Democracy, as a guiding principle for governance works on a high social conscience where people’s collective sense of self, sense of discipline, decency, respect for life and humanity are high. Peoples’ aspirations and actions towards collective growth and progress are anchored on fairness, social justice and consideration of others. Democracy is an ideal that relies on the highest selves of its individual constituents. Peaceful and harmonious freedom is dependent on the exercise of the highest moral principles that constantly challenge individual components of the society that it governs. But people change. That’s why, democracy is imperfect. It does not take farther scrutiny to prove that point.
One look at elections – a pinnacle of democracy and nowhere is the character change of people more evident than amongst the candidates before and after elections. The right to elect and be elected is a basic constitutional right which has far-reaching implications on other basic human rights.
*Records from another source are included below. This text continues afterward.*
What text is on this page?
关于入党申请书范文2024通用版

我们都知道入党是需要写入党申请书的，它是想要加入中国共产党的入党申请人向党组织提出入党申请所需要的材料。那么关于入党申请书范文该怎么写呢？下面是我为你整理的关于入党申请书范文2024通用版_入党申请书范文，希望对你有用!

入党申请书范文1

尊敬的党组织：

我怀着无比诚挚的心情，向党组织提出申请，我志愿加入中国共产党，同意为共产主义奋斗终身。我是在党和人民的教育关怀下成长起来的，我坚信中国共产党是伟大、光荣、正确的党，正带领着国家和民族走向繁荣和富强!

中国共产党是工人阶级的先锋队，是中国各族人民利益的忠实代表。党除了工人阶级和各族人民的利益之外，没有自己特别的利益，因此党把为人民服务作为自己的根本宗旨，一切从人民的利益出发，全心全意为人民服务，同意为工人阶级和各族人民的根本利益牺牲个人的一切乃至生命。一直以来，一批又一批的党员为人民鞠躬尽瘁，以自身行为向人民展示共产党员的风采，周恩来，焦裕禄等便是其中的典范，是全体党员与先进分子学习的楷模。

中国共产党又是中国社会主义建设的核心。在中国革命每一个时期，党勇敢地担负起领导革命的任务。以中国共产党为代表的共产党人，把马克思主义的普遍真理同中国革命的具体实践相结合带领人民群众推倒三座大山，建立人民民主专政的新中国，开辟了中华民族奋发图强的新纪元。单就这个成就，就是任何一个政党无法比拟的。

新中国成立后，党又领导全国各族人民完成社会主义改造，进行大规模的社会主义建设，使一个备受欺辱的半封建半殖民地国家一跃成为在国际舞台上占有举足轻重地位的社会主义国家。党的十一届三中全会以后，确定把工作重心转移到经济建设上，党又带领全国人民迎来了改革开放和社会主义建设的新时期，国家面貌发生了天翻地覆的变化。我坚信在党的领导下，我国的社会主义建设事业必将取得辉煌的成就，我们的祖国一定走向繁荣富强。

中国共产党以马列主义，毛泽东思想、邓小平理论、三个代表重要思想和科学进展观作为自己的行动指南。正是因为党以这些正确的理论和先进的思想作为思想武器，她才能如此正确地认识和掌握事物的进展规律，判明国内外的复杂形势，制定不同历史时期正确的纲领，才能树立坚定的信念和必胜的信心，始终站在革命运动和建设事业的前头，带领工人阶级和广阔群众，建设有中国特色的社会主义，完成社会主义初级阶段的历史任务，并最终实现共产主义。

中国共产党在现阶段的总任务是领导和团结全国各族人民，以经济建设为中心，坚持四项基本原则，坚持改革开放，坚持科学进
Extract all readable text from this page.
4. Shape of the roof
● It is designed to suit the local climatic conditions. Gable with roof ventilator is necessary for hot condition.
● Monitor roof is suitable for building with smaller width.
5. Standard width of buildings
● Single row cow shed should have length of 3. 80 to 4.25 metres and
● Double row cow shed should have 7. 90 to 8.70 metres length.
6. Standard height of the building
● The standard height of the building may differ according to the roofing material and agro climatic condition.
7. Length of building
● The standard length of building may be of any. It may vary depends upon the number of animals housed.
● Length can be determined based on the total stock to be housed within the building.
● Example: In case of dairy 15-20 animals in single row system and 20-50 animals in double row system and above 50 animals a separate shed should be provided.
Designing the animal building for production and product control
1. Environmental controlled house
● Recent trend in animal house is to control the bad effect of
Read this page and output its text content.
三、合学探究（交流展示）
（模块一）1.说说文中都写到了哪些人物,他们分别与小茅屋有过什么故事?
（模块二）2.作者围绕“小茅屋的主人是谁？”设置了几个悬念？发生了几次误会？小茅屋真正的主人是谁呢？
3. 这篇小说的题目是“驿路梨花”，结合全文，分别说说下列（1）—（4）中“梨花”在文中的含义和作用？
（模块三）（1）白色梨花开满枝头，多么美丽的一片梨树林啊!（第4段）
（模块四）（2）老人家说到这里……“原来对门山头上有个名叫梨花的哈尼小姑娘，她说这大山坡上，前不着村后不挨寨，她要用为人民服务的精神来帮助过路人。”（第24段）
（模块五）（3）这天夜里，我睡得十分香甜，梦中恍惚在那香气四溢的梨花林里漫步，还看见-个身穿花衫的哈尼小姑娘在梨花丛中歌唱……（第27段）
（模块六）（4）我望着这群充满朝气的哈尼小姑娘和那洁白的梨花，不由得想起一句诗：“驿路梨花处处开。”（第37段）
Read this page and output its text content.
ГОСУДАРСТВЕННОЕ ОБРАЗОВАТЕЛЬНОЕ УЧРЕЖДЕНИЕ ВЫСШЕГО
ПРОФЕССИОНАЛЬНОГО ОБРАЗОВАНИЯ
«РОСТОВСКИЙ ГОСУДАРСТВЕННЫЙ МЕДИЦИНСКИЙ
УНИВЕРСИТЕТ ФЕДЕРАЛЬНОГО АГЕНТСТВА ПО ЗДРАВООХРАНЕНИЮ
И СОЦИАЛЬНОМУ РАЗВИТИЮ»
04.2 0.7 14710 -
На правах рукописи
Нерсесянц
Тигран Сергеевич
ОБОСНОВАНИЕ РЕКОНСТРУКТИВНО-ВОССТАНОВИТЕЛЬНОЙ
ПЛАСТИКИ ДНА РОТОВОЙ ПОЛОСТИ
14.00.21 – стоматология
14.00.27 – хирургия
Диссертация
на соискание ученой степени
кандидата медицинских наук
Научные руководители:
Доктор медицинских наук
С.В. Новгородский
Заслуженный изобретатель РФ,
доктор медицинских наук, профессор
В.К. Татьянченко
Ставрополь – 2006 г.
But many a democratic election has been perverted and sought to be a vehicle for thievery, plunder, self-aggrandizement and power abuse. Voters have been bribed, corrupted and bought by equally corrupt and ambitious seekers of wealth and power. Electorates have been used to perpetuate political dynasties by giving a veneer of democratic legitimacy to monopoly and transference of authority to within family.
Democracy has been used as cover to hide obscure interests from individual or from organized groups, in order to legally avoid own responsibilities such as allowing socio-economic illegalities, inequalities, or even crimes. In other words, corruption becomes a by-product of democracy. Yet, with all its imperfections, democracy does not divest people of their faith and hope. Democracy as a preferred system of governance has been assessed by previous leaders in history as a better system against others.
"Many forms of Government have been tried and will be tried in this world of sin and woe. No one pretends that democracy is perfect or all wise. Indeed, it has been said that democracy is the worst form of Government except all those other forms that have been tried from time to time." Churchill
The popularized exalted regard which history has accorded to democracy as ‘government of the people, by the people, for the people’ , was interestingly, a quote meant for the bible. On November 19, 1863 at the Soldiers’ National Cemetery, Gettysburg, Pennsylvania, Abraham Lincoln announced his hope in a 2-minute speech when he said “that this nation (USA), under God, shall have a new birth of freedom- and that government of the people, by the people, for the people, shall not perish from the Earth.”
The line became a quote that got repeatedly used to define the principles for democracy. Interestingly, the line was in fact borrowed from a prologue for the Bible, by John Wycliffe in 1384: “This Bible is for the government of the people, for the people and by the people.”